Note that this may not be a fatal problem, it may just be that the machine is 
very overloaded.

Practically speaking it is a show stopper, because the resynchronization 
process makes very little 
progress once this happens.

Dec 18 07:21:51 colonialone kernel: [1108026.572483] INFO: task md3_resync:713 
blocked for more than 
120 seconds.
Dec 18 07:21:51 colonialone kernel: [1108026.580017] "echo 0 > 
/proc/sys/kernel/hung_task_timeout_secs" 
disables this message.
Dec 18 07:21:51 colonialone kernel: [1108026.588702] md3_resync    D 
ffffffff8044af00     0   713      
2
Dec 18 07:21:51 colonialone kernel: [1108026.595326]  ffff8802bbfffce0 
0000000000000246 
0000000000000000 ffff8805df963ee0
Dec 18 07:21:51 colonialone kernel: [1108026.603863]  ffff8805e25e7040 
ffff8805e245e040 
ffff8805e25e72c0 0000000200000000
Dec 18 07:21:51 colonialone kernel: [1108026.612292]  00000000ffffffff 
ffffffff8023f6b6 
ffff8805dfa705c0 ffffffff80221555

For the DomUs it causes functional problems, such as sshd not being able to 
complete the protocol 
negotiation for a successful login to a VM.

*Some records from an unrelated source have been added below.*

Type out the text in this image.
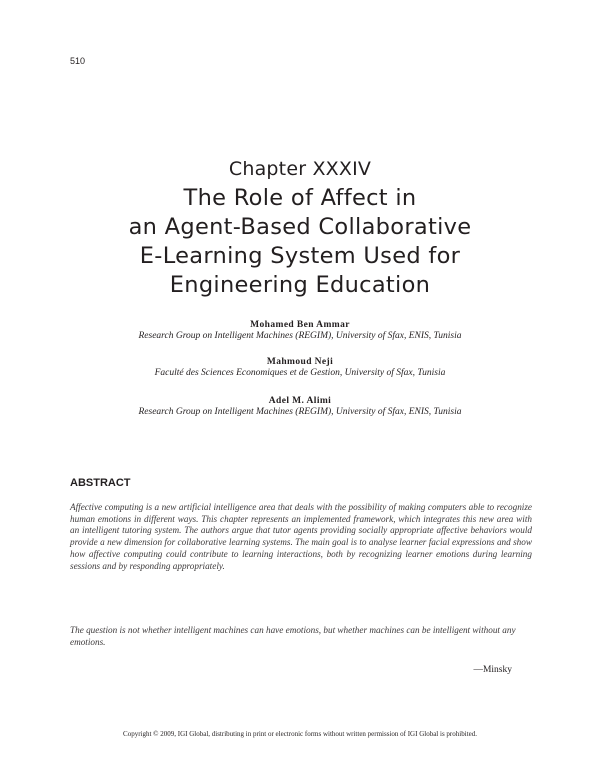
510
Chapter XXXIV
The Role of Affect in
an Agent-Based Collaborative
E-Learning System Used for
Engineering Education
Mohamed Ben Ammar
Research Group on Intelligent Machines (REGIM), University of Sfax, ENIS, Tunisia
Mahmoud Neji
Faculté des Sciences Economiques et de Gestion, University of Sfax, Tunisia
Adel M. Alimi
Research Group on Intelligent Machines (REGIM), University of Sfax, ENIS, Tunisia
ABSTRACT
Affective computing is a new artificial intelligence area that deals with the possibility of making computers able to recognize human emotions in different ways. This chapter represents an implemented framework, which integrates this new area with an intelligent tutoring system. The authors argue that tutor agents providing socially appropriate affective behaviors would provide a new dimension for collaborative learning systems. The main goal is to analyse learner facial expressions and show how affective computing could contribute to learning interactions, both by recognizing learner emotions during learning sessions and by responding appropriately.
The question is not whether intelligent machines can have emotions, but whether machines can be intelligent without any emotions.
—Minsky
Copyright © 2009, IGI Global, distributing in print or electronic forms without written permission of IGI Global is prohibited.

This may have failed on the Dom0 as well, since I wound up using servent to 
contact colonialone 
(perhaps because I could not ssh to it).

At 9 AM Bernie rebooted colonialone:

Dec 18 09:03:54 colonialone kernel: [1114157.641661] md: cannot remove active 
disk sdd6 from md3 ...
Dec 18 09:04:00 colonialone kernel: [1114163.556083] raid1: Disk failure on 
sdd6, disabling device.
Dec 18 09:04:00 colonialone kernel: [1114163.556086] raid1: Operation 
continuing on 2 devices.
Dec 18 09:04:00 colonialone mdadm[5026]: FailSpare event detected on md device 
/dev/md3, component 
device /dev/sdd6
Dec 18 09:04:08 colonialone shutdown[8193]: shutting down for system reboot
Dec 18 09:04:08 colonialone init: Switching to runlevel: 6
Dec 18 09:04:08 colonialone rpc.statd[2395]: Caught signal 15, un-registering 
and exiting.
Dec 18 09:04:08 colonialone snmpd[2839]: Received TERM or STOP signal...  
shutting down...


Dec 18 09:10:10 colonialone kernel: [1114537.764182]  [<ffffffff8020b528>] 
system_call+0x68/0x6d
Dec 18 09:10:10 colonialone kernel: [1114537.770695]  [<ffffffff8020b4c0>] 
system_call+0x0/0x6d
Dec 18 09:10:10 colonialone kernel: [1114537.776042] 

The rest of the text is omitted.